Non seulement Ryan Poehling, le premier choix de l'équipe en 2017, a-t-il été choisi l'attaquant par excellence, mais il a aussi été nommé le joueur du tournoi. Alexander Romanov a réussi l'exploit d'être nommé le défenseur par excellence à l'aube de ses 19 ans. Il pourra récidiver l'an prochain.

Les Sabres de Buffalo comptent dans leur formation deux joueurs au parcours semblable. Casey Mittelstadt, choix de première ronde, huitième au total, en 2017, a été nommé le meilleur joueur du tournoi l'an dernier. Le premier choix au total en 2018, Rasmus Dahlin, a reçu le titre de défenseur par excellence, mais il n'avait pas encore été repêché par Buffalo.

Non seulement Romanov et Poehling ont-ils volé la vedette à Vancouver, mais Cayden Primeau, choix de septième ronde du CH, était le gardien titulaire des Américains, finalistes du tournoi.

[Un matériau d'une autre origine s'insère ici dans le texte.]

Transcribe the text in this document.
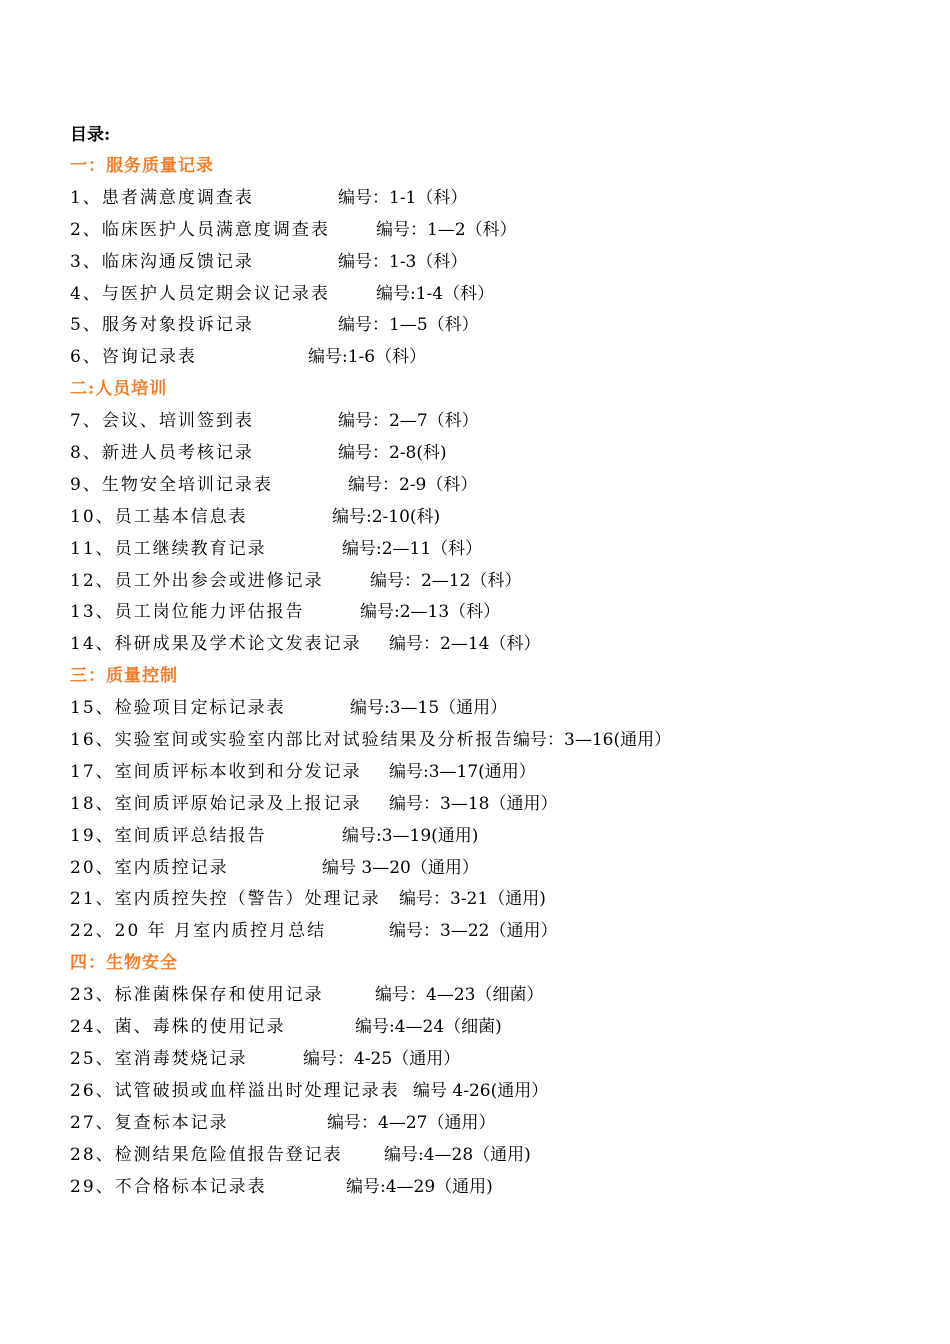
目录:
一：服务质量记录
1、患者满意度调查表	编号：1-1（科）
2、临床医护人员满意度调查表	编号：1—2（科）
3、临床沟通反馈记录	编号：1-3（科）
4、与医护人员定期会议记录表	编号:1-4（科）
5、服务对象投诉记录	编号：1—5（科）
6、咨询记录表	编号:1-6（科）
二:人员培训
7、会议、培训签到表	编号：2—7（科）
8、新进人员考核记录	编号：2-8(科)
9、生物安全培训记录表	编号：2-9（科）
10、员工基本信息表	编号:2-10(科)
11、员工继续教育记录	编号:2—11（科）
12、员工外出参会或进修记录	编号：2—12（科）
13、员工岗位能力评估报告	编号:2—13（科）
14、科研成果及学术论文发表记录 编号：2—14（科）
三：质量控制
15、检验项目定标记录表	编号:3—15（通用）
16、实验室间或实验室内部比对试验结果及分析报告 编号：3—16(通用）
17、室间质评标本收到和分发记录 编号:3—17(通用）
18、室间质评原始记录及上报记录 编号：3—18（通用）
19、室间质评总结报告	编号:3—19(通用)
20、室内质控记录	编号 3—20（通用）
21、室内质控失控（警告）处理记录 编号：3-21（通用)
22、20 年 月室内质控月总结	编号：3—22（通用）
四：生物安全
23、标准菌株保存和使用记录	编号：4—23（细菌）
24、菌、毒株的使用记录	编号:4—24（细菌)
25、室消毒焚烧记录	编号：4-25（通用）
26、试管破损或血样溢出时处理记录表 编号 4-26(通用）
27、复查标本记录	编号：4—27（通用）
28、检测结果危险值报告登记表 编号:4—28（通用)
29、不合格标本记录表	编号:4—29（通用)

Le jeune homme de 19 ans aurait pu permettre au Canadien d'effectuer un balayage au chapitre des trophées individuels en vertu de sa fiche de 4-1, de sa moyenne de 1,61 et de son taux d'arrêts de ,936.

Jesse Ylonen, lui, a obtenu six points en sept matchs, au troisième rang des compteurs de la Finlande. Ce choix de deuxième ronde en 2018, trois rangs devant Romanov, a marqué un but en demi-finale et un autre en finale, chaque fois le premier but de son club.

Comme si ça ne suffisait pas pour emballer les partisans du Canadien, Nick Suzuki et Josh Brook, malgré le tournoi décevant du Canada, ont montré de belles promesses. Malgré un rôle plus défensif, Brook, un défenseur droitier employé à gauche, a amassé deux passes en cinq matchs.

Choix de deuxième ronde en 2017, Brook a amassé trois aides à son retour à Moose Jaw, dans la Ligue junior de l'Ouest, pour porter son total à 36 points en 27 matchs. À titre de comparaison, Noah Juulsen a obtenu 34 points en 49 matchs à sa dernière année chez les juniors à Everett. Les statistiques ne disent pas tout, évidemment, mais Brook possède aussi de belles qualités défensives et il est le capitaine des Warriors, comme l'était Juulsen à Everett.

Suzuki, obtenu dans l'échange de Max Pacioretty, en a laissé plusieurs sur leur appétit avec ses trois aides en cinq matchs. Il aurait néanmoins terminé parmi les meilleurs compteurs du Canada s'il avait profité de la victoire de 14-0 contre le Danemark pour gonfler ses statistiques personnelles.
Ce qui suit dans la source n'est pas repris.